Nel 2022 c’è stato il record del numero di segnalazioni di operazioni sospette, secondo l’Unità di Informazione Finanziaria (Uif) della Banca d’Italia. Che campanello di allarme è?

“Questi dati ci confermano, se ce ne fosse bisogno, che il riciclaggio di denaro è un problema diffuso nel settore bancario e finanziario ed è molto difficile da stanare poiché sta assumendo sempre più dimensione transnazionale. Occorrono nuove tecnologie antiriciclaggio e sanzioni più severe. Direi che il primo passo da fare dovrebbe essere quello di considerare il riciclaggio di denaro un delitto molto grave poiché vede uniti in un rapporto simbiotico mafie e colletti bianchi. Occorrerebbe trovare soluzioni per impedire ai criminali di utilizzare le istituzioni bancarie e finanziarie per riciclare i loro fondi illegali. Incidere sull’eliminazione del segreto bancario e sui cosiddetti paradisi fiscali. Rafforzare al massimo il sistema della segnalazione di operazioni sospette. Bisogna potenziare gli organi utilizzati per rintracciare i fondi illegali e la possibilità di confiscare i proventi delle organizzazioni criminali”.
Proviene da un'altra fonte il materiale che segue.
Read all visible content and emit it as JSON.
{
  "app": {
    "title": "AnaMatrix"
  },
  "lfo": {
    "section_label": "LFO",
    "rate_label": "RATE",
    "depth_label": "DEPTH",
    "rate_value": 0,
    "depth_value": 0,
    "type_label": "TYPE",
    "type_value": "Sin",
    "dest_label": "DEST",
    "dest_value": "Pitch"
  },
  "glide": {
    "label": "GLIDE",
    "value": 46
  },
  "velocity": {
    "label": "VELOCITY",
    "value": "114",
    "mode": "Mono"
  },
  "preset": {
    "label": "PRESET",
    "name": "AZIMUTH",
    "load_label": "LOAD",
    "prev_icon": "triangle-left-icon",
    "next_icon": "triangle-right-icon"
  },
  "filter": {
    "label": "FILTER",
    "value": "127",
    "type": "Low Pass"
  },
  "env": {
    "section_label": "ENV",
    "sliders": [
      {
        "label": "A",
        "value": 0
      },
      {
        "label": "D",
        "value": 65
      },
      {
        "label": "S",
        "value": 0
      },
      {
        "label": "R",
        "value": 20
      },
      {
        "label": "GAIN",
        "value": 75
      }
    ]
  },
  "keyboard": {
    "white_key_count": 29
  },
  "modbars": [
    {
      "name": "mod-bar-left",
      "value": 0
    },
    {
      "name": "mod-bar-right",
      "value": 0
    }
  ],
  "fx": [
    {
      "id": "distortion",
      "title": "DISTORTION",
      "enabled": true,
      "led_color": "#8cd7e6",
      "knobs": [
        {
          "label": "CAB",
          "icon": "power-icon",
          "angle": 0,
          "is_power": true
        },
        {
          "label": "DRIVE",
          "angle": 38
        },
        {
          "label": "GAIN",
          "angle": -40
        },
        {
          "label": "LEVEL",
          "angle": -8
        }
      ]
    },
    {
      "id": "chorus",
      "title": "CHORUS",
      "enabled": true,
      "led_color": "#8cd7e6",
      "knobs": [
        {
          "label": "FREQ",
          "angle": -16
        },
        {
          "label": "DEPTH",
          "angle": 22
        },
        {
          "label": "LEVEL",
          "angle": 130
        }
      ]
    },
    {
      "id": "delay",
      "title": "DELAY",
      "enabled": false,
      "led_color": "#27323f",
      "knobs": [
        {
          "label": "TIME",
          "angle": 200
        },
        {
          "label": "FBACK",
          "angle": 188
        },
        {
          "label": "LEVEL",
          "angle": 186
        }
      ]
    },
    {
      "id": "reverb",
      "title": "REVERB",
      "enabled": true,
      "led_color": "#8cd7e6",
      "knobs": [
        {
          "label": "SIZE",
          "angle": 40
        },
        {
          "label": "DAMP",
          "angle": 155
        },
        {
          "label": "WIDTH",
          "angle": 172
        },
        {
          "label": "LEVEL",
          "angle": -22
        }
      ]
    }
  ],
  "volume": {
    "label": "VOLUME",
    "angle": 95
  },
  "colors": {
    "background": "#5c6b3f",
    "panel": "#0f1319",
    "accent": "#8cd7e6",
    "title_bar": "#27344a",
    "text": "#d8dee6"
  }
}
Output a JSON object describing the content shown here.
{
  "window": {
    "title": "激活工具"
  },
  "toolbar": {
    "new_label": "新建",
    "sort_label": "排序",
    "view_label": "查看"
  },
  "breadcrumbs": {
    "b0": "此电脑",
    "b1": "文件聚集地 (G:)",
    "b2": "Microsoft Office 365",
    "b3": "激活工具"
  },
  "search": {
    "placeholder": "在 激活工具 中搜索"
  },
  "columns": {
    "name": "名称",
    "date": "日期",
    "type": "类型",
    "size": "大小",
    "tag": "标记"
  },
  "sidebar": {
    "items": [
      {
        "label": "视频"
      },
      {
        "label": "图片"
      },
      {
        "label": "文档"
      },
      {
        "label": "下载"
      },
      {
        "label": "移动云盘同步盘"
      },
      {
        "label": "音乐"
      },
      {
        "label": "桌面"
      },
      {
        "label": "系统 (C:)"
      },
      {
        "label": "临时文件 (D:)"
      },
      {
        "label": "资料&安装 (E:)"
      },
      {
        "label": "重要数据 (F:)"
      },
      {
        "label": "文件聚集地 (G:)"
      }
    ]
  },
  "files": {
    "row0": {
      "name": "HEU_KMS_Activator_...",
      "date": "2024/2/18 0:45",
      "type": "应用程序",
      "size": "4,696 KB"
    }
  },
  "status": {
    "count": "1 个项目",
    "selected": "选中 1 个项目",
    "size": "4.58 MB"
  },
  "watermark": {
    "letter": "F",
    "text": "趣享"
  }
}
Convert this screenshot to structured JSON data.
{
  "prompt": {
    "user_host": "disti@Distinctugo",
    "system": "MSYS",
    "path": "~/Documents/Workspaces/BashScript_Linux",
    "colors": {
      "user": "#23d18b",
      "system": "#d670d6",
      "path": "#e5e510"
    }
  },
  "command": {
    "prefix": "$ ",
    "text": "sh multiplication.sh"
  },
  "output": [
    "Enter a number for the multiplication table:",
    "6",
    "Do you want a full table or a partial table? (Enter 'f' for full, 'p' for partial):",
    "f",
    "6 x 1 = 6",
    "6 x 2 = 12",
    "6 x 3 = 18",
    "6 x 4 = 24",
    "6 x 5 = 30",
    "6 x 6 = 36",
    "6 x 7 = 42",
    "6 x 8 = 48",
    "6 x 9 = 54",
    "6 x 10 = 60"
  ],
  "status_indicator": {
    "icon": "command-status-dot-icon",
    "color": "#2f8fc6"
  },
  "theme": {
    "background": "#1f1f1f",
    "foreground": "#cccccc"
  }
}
Le mafie italiane fanno “rete”?

“Direi di sì e la fanno partendo dai famosi ‘pizzini’ ancora molto utilizzati, fino ad arrivare ai social media e ai social network. Basta accedere su Tik Tok, su Twitter, su YouTube o analizzare centinaia tra profili e pagine Facebook e Instagram per capire come questi social siano utilizzati in modo acuto e preciso dalle organizzazioni criminali moderne. Le nuove mafie sanno che il mondo virtuale è entrato prepotentemente nella nostra vita reale e si sono presto adeguate a questa nuova dimensione. Il loro linguaggio comune si è adattato, in una sinergia perfetta, al lessico e l’interattività dei social”.

In conclusione, oltre all’azione preventiva e repressiva, quale azione sociale e culturale serve per contrastare le mafie?

“Sono sempre più convinto che per un’efficace lotta alle mafie occorrano nuove politiche culturali, politiche sociali efficaci e soprattutto lavoro. La scuola è la medicina più efficace per provare a sottrarre le future generazioni dalle grinfie della criminalità organizzata. Tra i compiti della scuola c’è anche quello di fornire una cultura dello Stato e delle istituzioni che ripugni l’illegalità. Ognuno di noi può fare una parte di questa lotta, ricordando ad esempio le tante vittime di mafia, o magari pensando di vivere le loro esperienze di vita. Da inguaribile ottimista verso le potenzialità dei nostri giovani, spero tanto che tra le nuove generazioni vi sia un nuovo Peppino Impastato o un nuovo Giancarlo Siani o un nuovo Rosario Livatino”.